Wednesday, June 5, 2013

Rashomon Overdose

Akira Kurosawa and Ron Howard both make movies. They both know more about film making in their little finger than I ever will--which is an accomplishment because most people don't store knowledge in pinkies.

In 1950 Akira Kurosawa made a movie called Rashomon about a crime and the court testimony about that crime. The crime is horrific--a rape and murder--and it is recounted from four perspectives. This was groundbreaking in 1950, because the story differs significantly depending upon who's telling it. It marks the beginning of the popularization of this key insight of Postmodernism: "truth" is always mediated through the subject who perceives it, interprets it, and recounts it.

In the wake of Rashomon we've seen a change in the parameters of storytelling. It's now cool and commonplace to show the same events multiple times through different eyes. And that's the big deal with the new season of Arrested Development. Each episode follows one character or another and tells a story showing the same events with the camera focused on that character. In early episodes, there are clues that something funny or even mystical is going on. In later episodes, the reader can infer what was going on by examining the same event from another character's point of view.

This is catnip for fan boys who can stop. rewind a bit, then examine each frame at a time. After I watched the last episode I felt like going back and watching the earlier episodes again knowing what I now know to pick up the things I missed the first time around.

It's like watching A Beautiful Mind, finding out that the girl is a fig-newton of Nash's imagination, then going back to confirm that she does not disturb the birds in the yard where she's running around them.

Aside: One of the ways to tell whether a photo has been faked is to look for people's reactions to the odd thing that's been added. When a honking huge flight of Soviet jets go roaring over Red Square, someone in the crowd is going to look up. Keep that in mind when you see something remarkable on the Internet.

The fact that the entire season of Arrested Development consists of a few events that are told and retold leads me to think that Arrested Development is suffering from a Rashomon overdose. I think it works because the series has a cult-like following, and here is something that the cultists can chew on.
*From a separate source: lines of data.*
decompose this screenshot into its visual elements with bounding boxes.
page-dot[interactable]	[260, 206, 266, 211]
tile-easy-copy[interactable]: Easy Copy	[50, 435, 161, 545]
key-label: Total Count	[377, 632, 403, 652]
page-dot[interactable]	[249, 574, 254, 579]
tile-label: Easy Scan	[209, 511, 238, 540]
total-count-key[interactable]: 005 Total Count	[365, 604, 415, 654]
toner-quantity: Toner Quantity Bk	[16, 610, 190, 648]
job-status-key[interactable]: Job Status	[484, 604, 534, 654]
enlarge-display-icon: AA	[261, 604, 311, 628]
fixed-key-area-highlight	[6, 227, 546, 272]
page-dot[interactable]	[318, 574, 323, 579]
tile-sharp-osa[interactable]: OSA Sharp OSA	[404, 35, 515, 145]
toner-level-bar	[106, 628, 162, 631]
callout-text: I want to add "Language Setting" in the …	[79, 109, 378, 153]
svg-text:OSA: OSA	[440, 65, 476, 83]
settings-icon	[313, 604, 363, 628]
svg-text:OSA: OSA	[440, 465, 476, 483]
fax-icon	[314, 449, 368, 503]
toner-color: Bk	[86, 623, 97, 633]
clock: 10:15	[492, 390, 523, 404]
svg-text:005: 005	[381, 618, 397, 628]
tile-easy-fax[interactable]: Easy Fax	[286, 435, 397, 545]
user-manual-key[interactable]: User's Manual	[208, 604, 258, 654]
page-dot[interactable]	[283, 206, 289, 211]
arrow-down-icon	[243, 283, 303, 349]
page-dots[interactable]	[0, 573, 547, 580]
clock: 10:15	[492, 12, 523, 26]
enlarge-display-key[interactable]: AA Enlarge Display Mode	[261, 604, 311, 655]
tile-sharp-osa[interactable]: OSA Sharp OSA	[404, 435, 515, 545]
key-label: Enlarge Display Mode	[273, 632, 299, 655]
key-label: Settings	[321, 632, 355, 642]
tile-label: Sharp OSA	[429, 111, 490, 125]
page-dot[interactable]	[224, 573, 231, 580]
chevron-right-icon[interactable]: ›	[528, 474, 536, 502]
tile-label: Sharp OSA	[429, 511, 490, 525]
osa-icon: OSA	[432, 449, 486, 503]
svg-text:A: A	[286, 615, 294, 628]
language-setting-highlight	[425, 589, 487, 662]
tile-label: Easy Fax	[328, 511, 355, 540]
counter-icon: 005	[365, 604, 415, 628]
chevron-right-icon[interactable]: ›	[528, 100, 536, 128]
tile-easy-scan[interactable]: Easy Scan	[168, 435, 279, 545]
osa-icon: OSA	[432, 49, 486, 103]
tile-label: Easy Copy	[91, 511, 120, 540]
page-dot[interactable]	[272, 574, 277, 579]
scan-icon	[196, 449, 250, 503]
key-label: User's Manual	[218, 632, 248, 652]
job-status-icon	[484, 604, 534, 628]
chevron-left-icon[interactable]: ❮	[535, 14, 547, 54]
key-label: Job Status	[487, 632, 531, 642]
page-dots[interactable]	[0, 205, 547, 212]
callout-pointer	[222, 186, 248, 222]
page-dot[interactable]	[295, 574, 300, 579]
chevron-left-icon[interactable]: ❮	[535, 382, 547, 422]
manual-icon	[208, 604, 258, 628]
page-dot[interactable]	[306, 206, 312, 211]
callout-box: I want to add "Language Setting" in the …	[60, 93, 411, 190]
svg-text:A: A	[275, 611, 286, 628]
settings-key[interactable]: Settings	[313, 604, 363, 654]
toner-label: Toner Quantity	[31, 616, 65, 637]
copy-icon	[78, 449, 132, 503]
I also think that it does not work so well for non-cultists. You have to care about the characters before you want to see the same events rerun several times from their several perspectives. The focus on the minutiae of each character's foibles detracts from the larger scope of the story. Does it do it too much? Yes and no. I call this note "Rashomon Overdose" because I think there's a more than optimal amount of retelling from diverse perspectives. It makes some people queasy and others nauseous while others who have built up a tolerance just want more.

There is something else going on here: narrowcasting.

If you can identify a cult and write a story that its cultists will love, you can make serious money serving this niche market. Amanda Palmer broke records for Kickstarter fundraising by reaching just 35,000 enthusiasts.

Felicia Day puts the emphasis on being able to reach your audience and stories with cult-following should be easier to reach.

The Netflix-Arrested Development hook-up can be wildly successful while drawing numbers that would mean instant-cancellation on a broadcasting network like Fox. 

The key is to keep your overhead low enough that you don't spend more money than your cult can pony up.